The outdoor VRD is a good place to start. However, the 'use case' for external antennas can be broken down into 3 questions:
1. Is it for an AP to AP deployment (ala wireless mesh or bridging)?
2. Is it for a high density deployment?
3. Is it to provide coverage that is farther away than what the integrated antennas will provide for?
There are sub-questions on each of these. But in general, that is where I would start.
For #1, if it's for an AP to AP (mesh or bridging), then the questions come down to three other questions:
A - is there a specific distance you are trying to hit?
B - Is there a specific topology (PtP, PtMP, etc) you have to design to?
C - is there some level of interference you are dealing with?
Obviously distance dictates antenna selection to a great degree. However, if the design also needs to be a PtMP, then the antennas have to be selected such that all the APs within the mesh have to be within each other's beamwidths. Additionally, if it's a dense wifi area for AP to AP, you sometimes have to select the narrowest antennas to provide the maximum amount of interference rejection. If the antennas is wide, it will pick up all interference within the antennas beamwidths. Doing a PtP with the 275 is really not a good design simple because the APs will pick up ALL the other interference around it, when the design doesn't call for it.
So the TL;DR for #1 is - Select the antennas that provide the most gain to meet your design requirements, in the narrowest beamwidth required to meet the requirement and provide the maximum interference rejection.

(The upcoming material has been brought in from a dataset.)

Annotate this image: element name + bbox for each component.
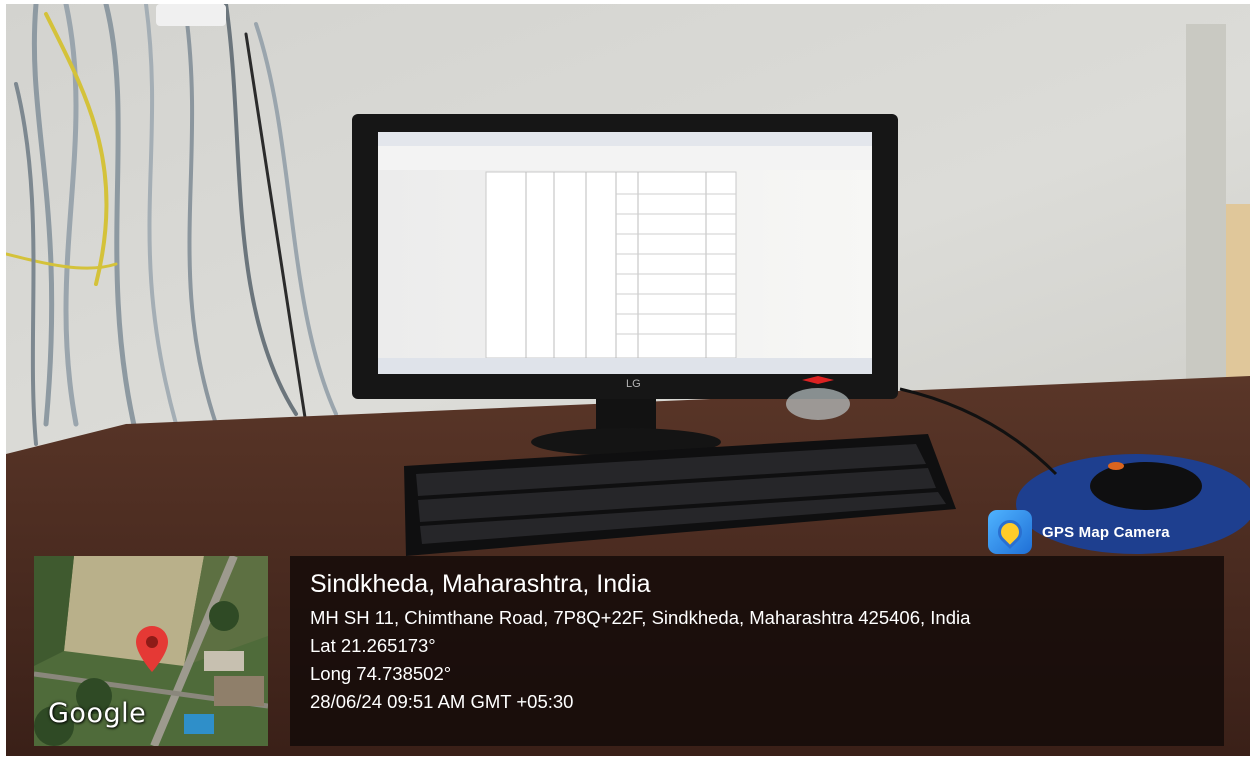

For #2, high density deployments are ALL about 'cellularizing' coverage. If you are trying to cover a 2000 seat auditorium, and each AP can support 100 users, you can't just put 20 APs in that auditorium (well, you can, but it will not work well). So in that case, you have to come up with a design that meets the requirements of the environment, and that WILL require the use of small beamwidth, narrow-beam antennas *as much as possible*. That provides the smallest cells of wireless coverage with the maximum amount of interference rejection between APs/cells. The BEST place to read on this condition is here - http://community.arubanetworks.com/t5/Validated-Reference-Design/Very-High-Density-802-11ac-Networks-Validated-Reference-Design/ta-p/230891
For #3, if you have either a large indoor space, or want to provide outdoor coverage for an area larger than what the omnis would cover, using something other than the omni antenna is required. A general guideline outdoors with clear open space is 100-150m radius coverage around the 275 for client coverage. However, if you need to go farther, you can look at the AP-277 (equivalent of an AP-274+ANT-3x3-D100), which can extend that coverage out to 300-400m.
To combine the above, if I need to link up two APs of coverage (use case #1) AND provide outdoor client coverage (#3), then I would use two AP-274s with the narrowest 5Ghz antenna possible (ANT-2x2-5314) and then use the omni 2.4Ghz antennas for client access on both APs (ANT-3x3-2005).
So hopefully that's a good start, but antenna selection is ultimately decided by the environment, the use case, and the requirements of coverage. The VRDs (outdoor and VHD) are great starting points.